Cars bearing skis and snowboards fly right by the site where Burton made his boards that first winter.
Mimi Wright lives in Londonderry, and she worked with Carpenter in 1977, silk screening the graphics on to the boards.
"This was the site," she says, walking towards where the factory was along Route 11. "It was a little building."
The building burnt down a few years ago, and now it's a tiny, little lot, along a road with ski and snowboard traffic whizzing by.
The Londonderry Arts and Historical Society says it wants to raise $1.3 million to install a 30-foot-long cast-bronze sculpture that honors Carpenter's legacy.
Wright is a vice president of the arts and historical society, and when the artist Jason Dreweck tracked someone down to talk about the project, he reached Wright.
"He didn't know any of my connection," she says. "He just left a number asking me to call back, and I didn't for a couple of calls. Then we talked and we talked for an hour, at least, anyway. And it just seemed as though everything was aligning, meant to be."
Dreweck grew up in Colorado. He snowboards, and he says the sport's growth, from a tiny barn in Vermont to the Olympics, is something worth commemorating.
"We're really making a statement saying, 'Hey look, this happened here. Not only in the United States, but in Londonderry, Vermont.' So, to install this piece here would be pretty spectacular," he says.
Dreweck considered putting the sculpture in Burlington, or at Stratton Mountain, where Burton was first officially allowed to ride on his invention.
When Carpenter was first coming up with those early models, he had to sell the sport, and convince people to try it.
So Dreweck's decided to pin his hopes on Londonderry, where he says Carpenter and that first small group built the first 300 or so boards.
"The innovation of snowboarding, and the progression of snowboarding, is something that's pretty special, and we just want to acknowledge that," Dreweck says. "You know, it's a snowboarding story, but also a pretty special entrepreneurial story for the successes Burton has achieved. And the perseverance that it took to get to this point is pretty special."

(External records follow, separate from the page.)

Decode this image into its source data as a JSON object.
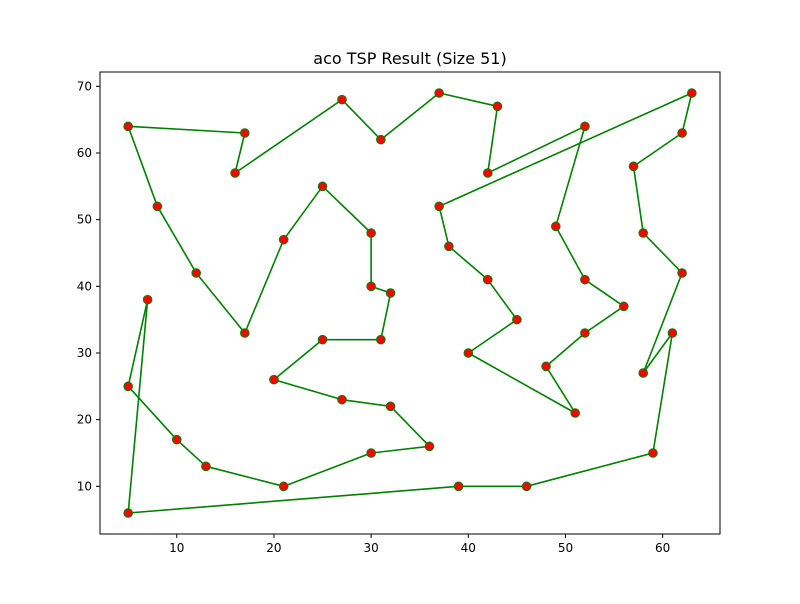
{
  "chart_data": {
    "type": "line",
    "title": "aco TSP Result (Size 51)",
    "xlabel": "",
    "ylabel": "",
    "xlim": [
      2.1,
      65.9
    ],
    "ylim": [
      2.85,
      72.15
    ],
    "x_ticks": [
      10,
      20,
      30,
      40,
      50,
      60
    ],
    "y_ticks": [
      10,
      20,
      30,
      40,
      50,
      60,
      70
    ],
    "grid": false,
    "line_color": "#008000",
    "marker_color": "#ff0000",
    "marker_edge_color": "#008000",
    "tour": [
      [
        5,
        64
      ],
      [
        17,
        63
      ],
      [
        16,
        57
      ],
      [
        27,
        68
      ],
      [
        31,
        62
      ],
      [
        37,
        69
      ],
      [
        43,
        67
      ],
      [
        42,
        57
      ],
      [
        52,
        64
      ],
      [
        49,
        49
      ],
      [
        52,
        41
      ],
      [
        56,
        37
      ],
      [
        52,
        33
      ],
      [
        48,
        28
      ],
      [
        51,
        21
      ],
      [
        40,
        30
      ],
      [
        45,
        35
      ],
      [
        42,
        41
      ],
      [
        38,
        46
      ],
      [
        37,
        52
      ],
      [
        63,
        69
      ],
      [
        62,
        63
      ],
      [
        57,
        58
      ],
      [
        58,
        48
      ],
      [
        62,
        42
      ],
      [
        58,
        27
      ],
      [
        61,
        33
      ],
      [
        59,
        15
      ],
      [
        46,
        10
      ],
      [
        39,
        10
      ],
      [
        5,
        6
      ],
      [
        7,
        38
      ],
      [
        5,
        25
      ],
      [
        10,
        17
      ],
      [
        13,
        13
      ],
      [
        21,
        10
      ],
      [
        30,
        15
      ],
      [
        36,
        16
      ],
      [
        32,
        22
      ],
      [
        27,
        23
      ],
      [
        20,
        26
      ],
      [
        25,
        32
      ],
      [
        31,
        32
      ],
      [
        32,
        39
      ],
      [
        30,
        40
      ],
      [
        30,
        48
      ],
      [
        25,
        55
      ],
      [
        21,
        47
      ],
      [
        17,
        33
      ],
      [
        12,
        42
      ],
      [
        8,
        52
      ]
    ]
  }
}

Carpenter only made snowboards in Londonderry for one year. He moved on to Manchester the next year, and then snowboarding took off.
The Londonderry Arts and Historical Society says the town backs the idea of installing the sculpture, just a few hundred yards down the road from the original site.
They want to put it up near the farmers market, on a piece of land that flooded in Tropical Storm Irene and which can't be used for new buildings.